As we start the new year, we like to look back at the year that was and do our best to prepare for the year ahead. Yes, it’s time to join my colleagues in the security industry, peer into my magical crystal ball and provide a glimpse of what is to come. Over the next few weeks, I will break down ten security predictions for this year. Grab a nice hot beverage, curl up next to the fire and enjoy!
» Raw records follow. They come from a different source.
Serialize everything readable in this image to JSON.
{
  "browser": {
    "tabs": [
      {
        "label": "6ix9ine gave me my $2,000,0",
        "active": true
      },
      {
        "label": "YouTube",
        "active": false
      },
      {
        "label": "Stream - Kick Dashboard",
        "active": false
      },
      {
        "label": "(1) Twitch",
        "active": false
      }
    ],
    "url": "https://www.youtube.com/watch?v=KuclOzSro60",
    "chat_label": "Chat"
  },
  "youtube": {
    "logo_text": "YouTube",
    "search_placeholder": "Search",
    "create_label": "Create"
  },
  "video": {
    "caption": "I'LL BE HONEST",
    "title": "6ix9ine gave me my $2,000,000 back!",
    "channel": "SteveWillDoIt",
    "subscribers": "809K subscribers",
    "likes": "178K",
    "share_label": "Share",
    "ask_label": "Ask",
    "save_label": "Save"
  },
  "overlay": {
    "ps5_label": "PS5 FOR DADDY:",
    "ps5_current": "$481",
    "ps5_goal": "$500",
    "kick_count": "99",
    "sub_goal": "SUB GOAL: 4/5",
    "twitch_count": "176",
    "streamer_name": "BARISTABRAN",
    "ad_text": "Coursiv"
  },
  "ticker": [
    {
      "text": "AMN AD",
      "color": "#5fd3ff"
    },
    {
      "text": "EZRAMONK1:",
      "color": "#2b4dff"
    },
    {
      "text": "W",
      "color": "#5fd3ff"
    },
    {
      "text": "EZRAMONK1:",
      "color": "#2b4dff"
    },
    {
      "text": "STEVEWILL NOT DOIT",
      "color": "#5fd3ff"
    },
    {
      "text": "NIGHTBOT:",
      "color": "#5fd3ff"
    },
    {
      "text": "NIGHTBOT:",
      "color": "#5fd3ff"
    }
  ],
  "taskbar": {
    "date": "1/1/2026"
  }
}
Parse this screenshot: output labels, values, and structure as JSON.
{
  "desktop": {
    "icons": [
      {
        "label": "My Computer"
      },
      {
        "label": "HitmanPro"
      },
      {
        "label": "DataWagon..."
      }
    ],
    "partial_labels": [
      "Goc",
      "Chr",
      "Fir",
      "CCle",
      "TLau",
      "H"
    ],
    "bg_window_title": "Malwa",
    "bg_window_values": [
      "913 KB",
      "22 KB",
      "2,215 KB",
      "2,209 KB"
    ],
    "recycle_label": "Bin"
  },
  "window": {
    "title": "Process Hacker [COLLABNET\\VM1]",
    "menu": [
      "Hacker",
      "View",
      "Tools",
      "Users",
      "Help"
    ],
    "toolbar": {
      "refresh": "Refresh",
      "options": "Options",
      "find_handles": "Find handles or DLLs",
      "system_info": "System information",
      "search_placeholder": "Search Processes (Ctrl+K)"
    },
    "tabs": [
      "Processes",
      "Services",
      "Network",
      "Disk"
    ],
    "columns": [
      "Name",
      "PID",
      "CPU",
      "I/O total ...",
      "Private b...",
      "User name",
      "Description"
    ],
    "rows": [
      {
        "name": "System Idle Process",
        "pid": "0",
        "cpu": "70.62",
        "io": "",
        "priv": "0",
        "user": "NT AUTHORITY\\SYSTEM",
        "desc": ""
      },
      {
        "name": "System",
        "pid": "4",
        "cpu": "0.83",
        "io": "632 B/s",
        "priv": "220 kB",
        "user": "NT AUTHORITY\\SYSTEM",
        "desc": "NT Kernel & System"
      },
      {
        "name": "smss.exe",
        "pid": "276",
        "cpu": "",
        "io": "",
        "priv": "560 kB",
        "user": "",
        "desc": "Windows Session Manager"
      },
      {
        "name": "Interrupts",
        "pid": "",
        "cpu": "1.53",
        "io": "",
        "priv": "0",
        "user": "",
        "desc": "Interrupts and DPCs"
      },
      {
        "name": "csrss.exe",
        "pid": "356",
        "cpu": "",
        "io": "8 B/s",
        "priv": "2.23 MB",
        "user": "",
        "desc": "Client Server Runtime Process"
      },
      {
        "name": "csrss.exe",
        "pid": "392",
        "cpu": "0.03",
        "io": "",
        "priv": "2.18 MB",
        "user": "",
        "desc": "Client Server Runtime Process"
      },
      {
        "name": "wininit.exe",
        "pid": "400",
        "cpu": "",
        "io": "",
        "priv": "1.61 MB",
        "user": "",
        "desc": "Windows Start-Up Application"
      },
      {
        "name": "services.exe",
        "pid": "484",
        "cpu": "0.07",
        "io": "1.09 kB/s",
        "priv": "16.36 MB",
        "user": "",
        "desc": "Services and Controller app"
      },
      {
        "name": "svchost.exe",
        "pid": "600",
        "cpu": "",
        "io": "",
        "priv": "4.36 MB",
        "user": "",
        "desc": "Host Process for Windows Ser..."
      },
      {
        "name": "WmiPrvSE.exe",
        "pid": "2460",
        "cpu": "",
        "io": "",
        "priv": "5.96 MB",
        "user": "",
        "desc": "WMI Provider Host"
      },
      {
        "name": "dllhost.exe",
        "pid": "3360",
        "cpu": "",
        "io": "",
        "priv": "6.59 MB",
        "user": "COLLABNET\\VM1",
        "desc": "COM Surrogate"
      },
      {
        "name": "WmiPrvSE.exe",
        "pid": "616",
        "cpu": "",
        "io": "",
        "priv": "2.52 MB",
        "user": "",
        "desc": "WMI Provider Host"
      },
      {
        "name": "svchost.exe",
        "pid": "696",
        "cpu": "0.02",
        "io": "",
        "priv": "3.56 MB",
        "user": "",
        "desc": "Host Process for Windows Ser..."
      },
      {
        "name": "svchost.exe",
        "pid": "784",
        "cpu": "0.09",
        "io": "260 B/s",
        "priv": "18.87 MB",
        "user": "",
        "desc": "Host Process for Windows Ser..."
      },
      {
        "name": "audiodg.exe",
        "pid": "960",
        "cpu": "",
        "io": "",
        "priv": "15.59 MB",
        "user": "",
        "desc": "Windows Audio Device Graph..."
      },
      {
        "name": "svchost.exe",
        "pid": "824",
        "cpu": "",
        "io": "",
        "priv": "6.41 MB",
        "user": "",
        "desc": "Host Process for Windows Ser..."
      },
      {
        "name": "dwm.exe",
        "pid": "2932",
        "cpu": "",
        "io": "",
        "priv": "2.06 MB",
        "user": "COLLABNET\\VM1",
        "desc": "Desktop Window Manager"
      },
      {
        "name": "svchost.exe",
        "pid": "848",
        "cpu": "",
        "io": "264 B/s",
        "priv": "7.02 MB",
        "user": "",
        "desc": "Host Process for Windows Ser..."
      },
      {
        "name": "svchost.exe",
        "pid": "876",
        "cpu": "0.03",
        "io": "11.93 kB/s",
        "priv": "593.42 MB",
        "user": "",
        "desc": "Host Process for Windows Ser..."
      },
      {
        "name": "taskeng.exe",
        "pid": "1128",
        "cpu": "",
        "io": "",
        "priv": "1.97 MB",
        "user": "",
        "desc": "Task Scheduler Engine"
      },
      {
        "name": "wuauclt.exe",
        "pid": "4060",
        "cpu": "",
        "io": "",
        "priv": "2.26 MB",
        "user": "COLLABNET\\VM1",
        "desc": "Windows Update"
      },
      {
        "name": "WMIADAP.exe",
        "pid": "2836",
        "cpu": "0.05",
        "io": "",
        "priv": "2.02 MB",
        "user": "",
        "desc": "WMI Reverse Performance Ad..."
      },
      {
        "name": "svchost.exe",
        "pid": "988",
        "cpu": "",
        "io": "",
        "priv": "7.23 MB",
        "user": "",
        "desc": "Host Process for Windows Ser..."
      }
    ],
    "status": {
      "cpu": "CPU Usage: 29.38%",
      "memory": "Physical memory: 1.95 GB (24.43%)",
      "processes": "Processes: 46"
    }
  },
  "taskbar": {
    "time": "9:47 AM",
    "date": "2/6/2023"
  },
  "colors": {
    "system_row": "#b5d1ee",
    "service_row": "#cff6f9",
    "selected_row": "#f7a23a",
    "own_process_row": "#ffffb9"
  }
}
Prediction 1: PII is The New Hotness
2015 continued the trend of major retail data breaches resulting in bulk debit and credit card theft, but it also marked a shift that will accelerate in 2016. In the coming year, expect attackers to move away from targeting financial information and instead target personally identifiable information (PII). In 2015, we continued to see credit/debit card theft at the likes of America’s Thrift Stores, The Trump Hotel Collection, Hilton Hotel properties, Service Systems Associates, Hershey Park, Harbortouch and White Lodging, but in 2015 we also learned of major breaches in the healthcare (Anthem and CareFirst BlueCross BlueShield) and government (Office of Personnel Management) sectors that targeted PII. The quest for PII is being driven by two separate groups of attackers. While nation states desire PII for espionage, criminals are also shifting to PII as it is generally more valuable than credit and debit cards, which are getting more challenging to harvest in bulk due to greater awareness of the problem and new technology. Why would a social security number be of greater value than a credit card number, which can be used directly to procure goods and services? PII is highly sought after in the underground as it can be leveraged to commit financial fraud such as applying for credit, submitting false medical/insurance claims or filing fraudulent tax refunds. Whereas credit cards can be easily cancelled, changing one’s name, address and social security number generally isn’t an option, so the stolen data remains valuable for a longer period of time. The shift will be motivated in part by the push to move to Chip and PIN (aka EMV) debit and credit cards, which combat RAM scraping malware with tokenization. Don’t however expect credit and debit card fraud to disappear entirely as EMV technology has seen slow adoption in the US, despite an October 2015 deadline and the technology does nothing to combat card not present (online) theft. In 2016, attackers will increasingly target sectors known to store bulk PII including finance, healthcare and government entities to harvest valuable PII.